On Fri, May 11, 2018 at 4:06 PM, Gregory Szorc <g...@mozilla.com> wrote:

> On Wed, May 9, 2018 at 11:01 AM, Ted Mielczarek <t...@mielczarek.org>
> wrote:
>
> > On Wed, May 9, 2018, at 1:11 PM, L. David Baron wrote:
> > > > mozregression won't be able to bisect into inbound branches then,
> but I
> > > > believe we've always been expiring build artifacts created from
> > integration
> > > > branches after a few months in any case.
> > > >
> > > > My impression was that people use mozregression primarily for
> tracking
> > down
> > > > relatively recent regressions. Please correct me if I'm wrong.
> > >
> > > It's useful for tracking down regressions no matter how old the
> > > regression is; I pretty regularly see mozregression finding useful
> > > data on bugs that regressed multiple years ago.
> >
> > To be clear here--we still have an archive of nightly builds dating back
> > to 2004, so you should be able to bisect to a single day using that. We
> > haven't ever had a great policy for retaining individual CI builds like
> > these tinderbox-builds. They're definitely useful, and storage is not
> that
> > expensive, but given the number of build configurations we produce
> nowadays
> > and the volume of changes being pushed we can't archive everything
> forever.
>
>
> It's worth noting that once builds are deterministic, a build system is
> effectively a highly advanced caching mechanism. It follows that cache
> eviction is therefore a tolerable problem: if the entry isn't in the cache,
> you just build again! Artifact retention and expiration boils down to a
> trade-off between the cost of storage and the convenience of accessing
> something immediately (as opposed to waiting several dozen minutes to
> populate the cache).
>
> The good news is that Linux Firefox builds have been effectively
> deterministic (modulo PGO and some minor build details like the build time)

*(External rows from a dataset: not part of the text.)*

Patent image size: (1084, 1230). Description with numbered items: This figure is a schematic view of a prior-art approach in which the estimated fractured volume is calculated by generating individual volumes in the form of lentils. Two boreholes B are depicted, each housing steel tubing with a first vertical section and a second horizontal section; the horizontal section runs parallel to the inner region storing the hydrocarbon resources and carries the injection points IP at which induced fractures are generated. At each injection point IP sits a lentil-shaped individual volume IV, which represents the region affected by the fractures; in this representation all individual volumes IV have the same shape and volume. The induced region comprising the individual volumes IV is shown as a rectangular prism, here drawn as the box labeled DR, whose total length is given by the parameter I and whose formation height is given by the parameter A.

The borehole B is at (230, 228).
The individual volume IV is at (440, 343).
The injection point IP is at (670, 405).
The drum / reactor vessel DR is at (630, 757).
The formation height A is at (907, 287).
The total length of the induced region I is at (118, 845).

> for several months now (thanks, glandium!). And moving to Clang on all
> platforms will make it easier to achieve deterministic builds on other
> platforms. The bad news is we still have many areas of CI that are not
> hermetic and attempts to retrigger Firefox build tasks in the future have a
> very high possibility of failing for numerous reasons (e.g. some dependent
> task of the build hits a 3rd party server that is no longer available or
> has deleted a file). In other words, our CI results may not be reproducible
> in the future. So if we delete an artifact, even though the build is
> deterministic, we may not have all the inputs to reconstruct that result.
>
> Making CI hermetic and reproducible far in the future is a hard problem.

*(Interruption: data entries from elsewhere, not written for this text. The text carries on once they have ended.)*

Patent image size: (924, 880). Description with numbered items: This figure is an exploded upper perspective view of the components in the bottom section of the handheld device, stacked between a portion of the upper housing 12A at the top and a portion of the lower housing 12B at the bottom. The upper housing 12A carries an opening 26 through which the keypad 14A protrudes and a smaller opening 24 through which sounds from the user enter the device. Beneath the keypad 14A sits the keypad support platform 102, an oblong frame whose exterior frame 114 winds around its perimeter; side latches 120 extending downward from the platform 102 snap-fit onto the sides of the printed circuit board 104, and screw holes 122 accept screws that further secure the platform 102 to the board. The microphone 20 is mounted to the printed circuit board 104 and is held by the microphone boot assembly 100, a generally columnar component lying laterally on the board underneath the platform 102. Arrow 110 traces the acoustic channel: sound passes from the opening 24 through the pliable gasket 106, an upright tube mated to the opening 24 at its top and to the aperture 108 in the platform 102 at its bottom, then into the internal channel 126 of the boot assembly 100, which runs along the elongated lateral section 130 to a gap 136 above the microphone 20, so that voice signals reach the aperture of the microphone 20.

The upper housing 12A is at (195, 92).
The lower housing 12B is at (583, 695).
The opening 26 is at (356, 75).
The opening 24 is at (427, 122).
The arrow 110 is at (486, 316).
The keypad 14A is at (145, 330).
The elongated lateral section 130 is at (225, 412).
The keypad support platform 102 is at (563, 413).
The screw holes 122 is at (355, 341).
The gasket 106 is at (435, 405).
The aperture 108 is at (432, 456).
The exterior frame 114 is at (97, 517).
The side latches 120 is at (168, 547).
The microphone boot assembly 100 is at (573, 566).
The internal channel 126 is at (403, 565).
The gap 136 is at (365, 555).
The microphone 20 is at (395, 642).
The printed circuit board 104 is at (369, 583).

> There are esoteric failure scenarios like "what if we need to fetch content
> from a server in 2030 but TLS 1.2 has been disabled due to a critical
> vulnerability and code in the hermetic build task doesn't support TLS 1.3."
> In order to realistically achieve reproducible builds in the future, we
> need to store *all* inputs somewhere reliable where they will always be
> available. Version control is one possibility. A content-indexed service
> like tooltool is another. (At Google, they check in the source code for
> Clang, glibc, binutils, Linux, etc into version control so all they need is
> a version revision and a bootstrap compiler (which I also suspect they
> check into the monorepo) to rebuild the world from source.)
>
> What I'm trying to say is we're making strides towards making builds
> deterministic and reproducible far in the future. So hopefully in a few
> years we won't need to be concerned about deleting old data because our
> answer will be "we can easily reproduce it at any time."
>

This might end up being true, but it seems a bit optimistic to me. I've
worked
with lots of systems much simpler than our builds that were in theory
reproducible
but then found when I went back to reproduce the results, things weren't so
simple.
You allude to one case above: it's one thing to have reproducible builds
from
days ago and quite another from years ago.

Given the incredibly low cost of storage (the street price of Glacier is
$.004/GB/month) [0]
I'd be pretty hesitant to delete data which we thought we might want to use
again
just because we figured we'd reproduce it.